Luciana Boiteux publicou textoontem (19), em que comenta as prisões de políticos ocorridas nos últimos dias como parte de uma narrativa para que a justiça seja vista como neutra, pois ao prender homens ricos, atende a todas as classes. Portanto, justificando o desmedido tratamento conferido às classes mais baixas, principalmente, a jovens e mulheres negras.

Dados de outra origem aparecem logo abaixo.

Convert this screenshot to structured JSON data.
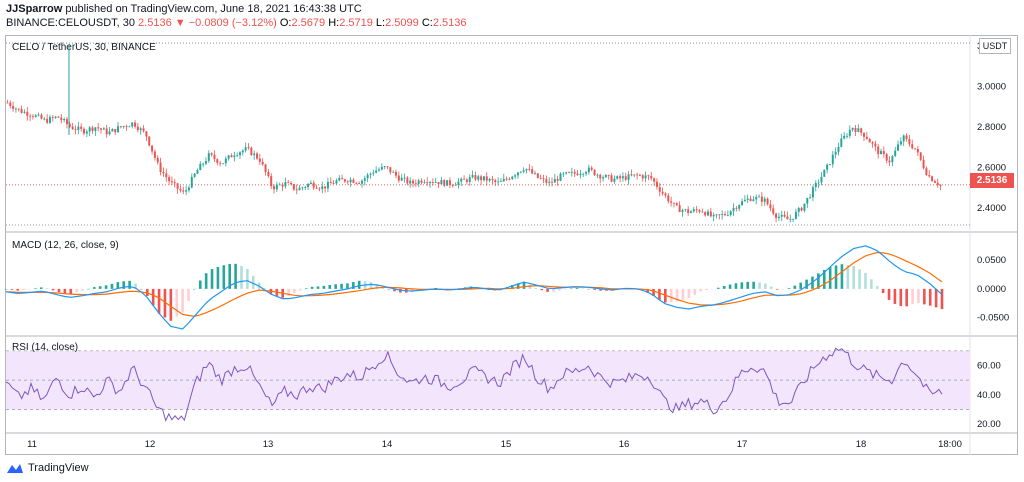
{
  "header": {
    "author": "JJSparrow",
    "published": "published on TradingView.com, June 18, 2021 16:43:38 UTC",
    "ticker": "BINANCE:CELOUSDT, 30",
    "last": "2.5136",
    "change_arrow": "▼",
    "change": "−0.0809 (−3.12%)",
    "o_label": "O:",
    "o": "2.5679",
    "h_label": "H:",
    "h": "2.5719",
    "l_label": "L:",
    "l": "2.5099",
    "c_label": "C:",
    "c": "2.5136"
  },
  "colors": {
    "up": "#26a69a",
    "down": "#ef5350",
    "macd": "#2196f3",
    "signal": "#ff6d00",
    "rsi": "#7e57c2",
    "rsi_band": "#f3e5fc"
  },
  "price_tag": "2.5136",
  "currency": "USDT",
  "footer": {
    "brand": "TradingView"
  },
  "chart_data": [
    {
      "type": "candlestick",
      "title": "CELO / TetherUS, 30, BINANCE",
      "y_ticks": [
        "3.2000",
        "3.0000",
        "2.8000",
        "2.6000",
        "2.4000"
      ],
      "ylim": [
        2.3,
        3.22
      ],
      "x_ticks": [
        "11",
        "12",
        "13",
        "14",
        "15",
        "16",
        "17",
        "18",
        "18:00"
      ],
      "last_price": 2.5136,
      "trajectory_close": [
        2.92,
        2.88,
        2.86,
        2.83,
        2.85,
        2.8,
        2.78,
        2.8,
        2.77,
        2.8,
        2.82,
        2.76,
        2.6,
        2.52,
        2.47,
        2.58,
        2.66,
        2.62,
        2.67,
        2.69,
        2.64,
        2.5,
        2.52,
        2.49,
        2.52,
        2.5,
        2.53,
        2.54,
        2.53,
        2.58,
        2.6,
        2.55,
        2.52,
        2.54,
        2.53,
        2.52,
        2.53,
        2.55,
        2.54,
        2.52,
        2.56,
        2.6,
        2.55,
        2.52,
        2.56,
        2.57,
        2.59,
        2.56,
        2.54,
        2.55,
        2.56,
        2.55,
        2.47,
        2.4,
        2.38,
        2.39,
        2.35,
        2.37,
        2.42,
        2.45,
        2.44,
        2.36,
        2.34,
        2.4,
        2.5,
        2.6,
        2.72,
        2.8,
        2.76,
        2.68,
        2.63,
        2.75,
        2.69,
        2.56,
        2.51
      ]
    },
    {
      "type": "line",
      "title": "MACD (12, 26, close, 9)",
      "y_ticks": [
        "0.0500",
        "0.0000",
        "-0.0500"
      ],
      "ylim": [
        -0.075,
        0.085
      ],
      "series": [],
      "trajectory_macd": [
        -0.005,
        -0.008,
        -0.006,
        -0.004,
        -0.01,
        -0.015,
        -0.012,
        -0.008,
        -0.005,
        0.002,
        0.005,
        -0.01,
        -0.04,
        -0.065,
        -0.07,
        -0.045,
        -0.02,
        -0.005,
        0.01,
        0.015,
        0.005,
        -0.01,
        -0.018,
        -0.015,
        -0.01,
        -0.008,
        -0.004,
        0.0,
        0.006,
        0.008,
        0.004,
        -0.002,
        -0.004,
        -0.002,
        0.0,
        -0.002,
        0.0,
        0.003,
        0.0,
        -0.002,
        0.005,
        0.012,
        0.006,
        0.0,
        0.002,
        0.004,
        0.003,
        0.0,
        -0.002,
        0.001,
        0.0,
        -0.008,
        -0.025,
        -0.032,
        -0.035,
        -0.03,
        -0.028,
        -0.022,
        -0.015,
        -0.008,
        -0.005,
        -0.012,
        -0.01,
        0.0,
        0.015,
        0.035,
        0.055,
        0.07,
        0.075,
        0.065,
        0.045,
        0.03,
        0.025,
        0.01,
        -0.01
      ],
      "trajectory_signal": [
        -0.005,
        -0.006,
        -0.006,
        -0.006,
        -0.007,
        -0.009,
        -0.01,
        -0.01,
        -0.009,
        -0.006,
        -0.004,
        -0.006,
        -0.014,
        -0.03,
        -0.045,
        -0.048,
        -0.04,
        -0.03,
        -0.018,
        -0.008,
        -0.002,
        -0.004,
        -0.008,
        -0.012,
        -0.012,
        -0.011,
        -0.009,
        -0.006,
        -0.003,
        0.001,
        0.003,
        0.002,
        0.0,
        -0.001,
        -0.001,
        -0.001,
        -0.001,
        0.0,
        0.001,
        0.0,
        0.001,
        0.004,
        0.006,
        0.004,
        0.003,
        0.003,
        0.003,
        0.002,
        0.0,
        0.0,
        0.0,
        -0.002,
        -0.01,
        -0.018,
        -0.025,
        -0.028,
        -0.028,
        -0.026,
        -0.022,
        -0.016,
        -0.011,
        -0.011,
        -0.011,
        -0.008,
        0.0,
        0.012,
        0.028,
        0.045,
        0.058,
        0.064,
        0.06,
        0.05,
        0.04,
        0.028,
        0.012
      ]
    },
    {
      "type": "line",
      "title": "RSI (14, close)",
      "y_ticks": [
        "60.00",
        "40.00",
        "20.00"
      ],
      "ylim": [
        16,
        76
      ],
      "band": [
        30,
        70
      ],
      "mid": 50,
      "trajectory_rsi": [
        48,
        38,
        44,
        36,
        52,
        40,
        46,
        38,
        50,
        42,
        58,
        45,
        30,
        24,
        22,
        48,
        62,
        50,
        58,
        60,
        46,
        32,
        42,
        40,
        46,
        44,
        50,
        54,
        52,
        60,
        68,
        55,
        48,
        52,
        50,
        46,
        50,
        56,
        52,
        48,
        58,
        66,
        52,
        44,
        54,
        56,
        60,
        52,
        48,
        50,
        54,
        52,
        36,
        30,
        34,
        36,
        30,
        38,
        54,
        60,
        56,
        36,
        34,
        48,
        60,
        68,
        72,
        62,
        56,
        52,
        50,
        64,
        54,
        40,
        42
      ]
    }
  ]
}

” Só pobres estão presos em celas lotadas e insalubres, cumprem integralmente sua pena, não tem direito a delação premiada nem a cela especial. “

Leia o artigo na íntegra:

As prisões de políticos “corruptos” amplamente noticiadas pela mídia corporativa atendem a anseios populares por “Justiça” e legitimam a lógica de que a justiça é “neutra”, pois atuaria contra todas as classes igualmente, “fazendo justiça”. Portanto, se as classes altas e governantes são presos de forma espetacular, mas “justa”, por crimes de corrupção, isso fortalece a “lógica” de que o sistema penal seria igualitário ao prender ricos e pobres. Vejam a perversidade: se esse sistema penal, portanto, seria legitimo, não teríamos porque denunciá-lo, já que pobres estariam lá por que “mereceram”, por serem “naturalmente criminosos”, por delitos patrimoniais e tráfico em sua maioria. Por outro lado, os ricos seriam presos apenas eventualmente porque praticariam “menos crimes”. Eis o discurso do Moro salvador: a Justiça “não falha” pois, trata a todos “com igualdade”, portanto, só Moro pode nos salvar… A justiça criminal é seletiva e instrumentalizada para proteger o poder e o capital. Só pobres estão presos em celas lotadas e insalubres, cumprem integralmente sua pena, não tem direito a delação premiada nem a cela especial. Quando ocorrem eventualmente prisões de “colarinhos brancos” e corruptos (criminosos do poder), isso se dá em meio a disputas políticas dentro da própria classe burguesa e servem apenas para legitimar esse sistema punitivo e perpetuar a dominação de classe (além de resolver conflitos internos da burguesia). Não há capitalismo que se sustente sem o sistema penal para apoiá-lo no controle dos corpos e das mentes. O discurso punitivo é estruturante para a manutenção do capitalismo, pois alimenta a perversa lógica da justiça e da igualdade do sistema punitivo, mas também do econômico, que dele decorre. Defender direitos humanos e garantias processuais é usar o discurso legalista contra o próprio sistema punitivo, é destacar as suas contradições internas. Hoje, é a única maneira de nós, juristas, atuarmos no cotidiano para reduzirmos os danos do encarceramento da população pobre e negra que habita nossos cárceres e que é morta pela polícia todos os dias. De fato, triste país o nosso em que o garantismo penal é revolucionário e contrahegemônico, mas essa é a realidade brasileira para a qual temos que estar atentas na luta política.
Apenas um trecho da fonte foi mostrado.